Paving way for inclusive society
It’s hard enough being an able-bodied pedestrian in Mumbai, with pavements crumbling or altogether missing, paver blocks laid unevenly and jutting out unexpectedly, and hawkers, shanties and parked vehicles forming obstructions at regular intervals.mumbai Updated: Oct 23, 2011 01:10 IST
It’s hard enough being an able-bodied pedestrian in Mumbai, with pavements crumbling or altogether missing, paver blocks laid unevenly and jutting out unexpectedly, and hawkers, shanties and parked vehicles forming obstructions at regular intervals.
Now imagine trying to navigate these footpaths when you’re in a wheelchair or cannot see. Imagine trying to get on and off and on again as an arthritic senior citizen. Imagine your worry as a parent of schoolgoing children walking to class every day.
It’s traumatic, if not impossible, for those with special needs to walk on Mumbai’s footpaths, say experts.
“All the problems faced by able-bodied people on our pavements naturally become magnified,” says Sam Taraporevala, associate professor of sociology and director of the Xavier’s Resource Centre for the Visually Challenged (XRCVC), who is visually-impaired himself. “Accessibility is a basic requirement, and it shouldn’t difficult to implement slight changes in design and maintenance to make the end-to-end experience more comfortable.”

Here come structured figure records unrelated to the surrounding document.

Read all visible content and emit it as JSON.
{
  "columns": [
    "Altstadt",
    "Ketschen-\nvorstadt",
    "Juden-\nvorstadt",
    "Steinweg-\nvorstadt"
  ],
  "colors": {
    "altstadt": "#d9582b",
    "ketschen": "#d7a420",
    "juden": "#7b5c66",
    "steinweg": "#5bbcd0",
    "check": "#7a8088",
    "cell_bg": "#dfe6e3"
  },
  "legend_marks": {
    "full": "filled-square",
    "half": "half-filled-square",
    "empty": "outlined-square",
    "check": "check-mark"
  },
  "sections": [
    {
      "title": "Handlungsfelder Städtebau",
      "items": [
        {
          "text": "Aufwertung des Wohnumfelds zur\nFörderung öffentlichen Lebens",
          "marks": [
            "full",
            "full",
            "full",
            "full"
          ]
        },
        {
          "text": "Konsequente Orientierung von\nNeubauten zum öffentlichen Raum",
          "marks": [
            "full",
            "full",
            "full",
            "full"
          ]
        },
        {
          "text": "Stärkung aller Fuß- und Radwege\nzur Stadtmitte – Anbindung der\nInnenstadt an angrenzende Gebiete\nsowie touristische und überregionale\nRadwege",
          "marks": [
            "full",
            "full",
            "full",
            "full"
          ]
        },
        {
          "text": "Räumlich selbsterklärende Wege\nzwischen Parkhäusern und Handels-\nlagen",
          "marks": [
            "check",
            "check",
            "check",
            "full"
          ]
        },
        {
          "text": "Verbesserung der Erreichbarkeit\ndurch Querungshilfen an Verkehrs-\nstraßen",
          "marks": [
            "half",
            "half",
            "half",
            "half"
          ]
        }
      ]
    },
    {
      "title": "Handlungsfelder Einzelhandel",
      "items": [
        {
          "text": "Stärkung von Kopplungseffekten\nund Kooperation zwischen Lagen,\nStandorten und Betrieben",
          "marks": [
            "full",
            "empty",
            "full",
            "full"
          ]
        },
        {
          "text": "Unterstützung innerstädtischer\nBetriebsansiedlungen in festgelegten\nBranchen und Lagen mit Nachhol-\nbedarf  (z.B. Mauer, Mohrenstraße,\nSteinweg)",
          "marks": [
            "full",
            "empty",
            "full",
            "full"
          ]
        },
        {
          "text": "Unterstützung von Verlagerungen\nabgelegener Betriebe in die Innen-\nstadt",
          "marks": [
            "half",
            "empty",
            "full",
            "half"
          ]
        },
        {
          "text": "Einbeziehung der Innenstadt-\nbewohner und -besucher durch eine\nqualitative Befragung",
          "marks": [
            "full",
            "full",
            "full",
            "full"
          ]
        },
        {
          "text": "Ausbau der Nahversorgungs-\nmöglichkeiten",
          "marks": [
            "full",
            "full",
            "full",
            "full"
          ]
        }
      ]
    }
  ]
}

Most pavements, for instance, do not have the gradual incline at either end to make access easier, especially for the physically challenged and visually impaired. “This is not only essential for the disadvantaged, but also for people with infants in strollers and for children,” says Sanjeeta Joshi, member of managing committee at Consumer Guidance Society of India. “Instead, old people with knee problems are forced to struggle on and off and on and off.”
Elsewhere, a lack of routine maintenance leaves paver tiles loose and uneven. Padma Rao, a senior citizen who walks with the help of a stick, said, “It’s uneven, and my walking stick gets stuck between the loose tiles.”
According to Vidyadhar Date, pedestrian rights advocate and author of Traffic in the Era of Climate Change. Walking, Cycling, Public Transport Need Priority, Mumbai needs a cultural change towards greater inclusion via infrastructure.
“European and American cities are very friendly to the disabled. Mumbai, like many other Indian cities, has yet to catch up. Cities should first be made child-friendly, and then everything else will follow. In New York, for example, you are given compensation if you trip on a pavement and injure yourself.”
BMC officials declined to comment.
“I understand that pavements have become a nuisance, but in the areas where the roads are maintained by the MMRDA, such as JP road in Andheri and the Andheri-Ghatkopar Link Road, this is mainly due to the ongoing Metro work. Once the project is completed, we will address all the issues,” said Dilip Kawatkar, spokesperson for the MMRDA. “Post March-2012, when most of the civil work on these roads is expected to be complete, we will include slopes to make these pavements suitable for those using wheelchairs and we will also ensure that we use the best quality material, as per the specifications laid down by the PWD norms.”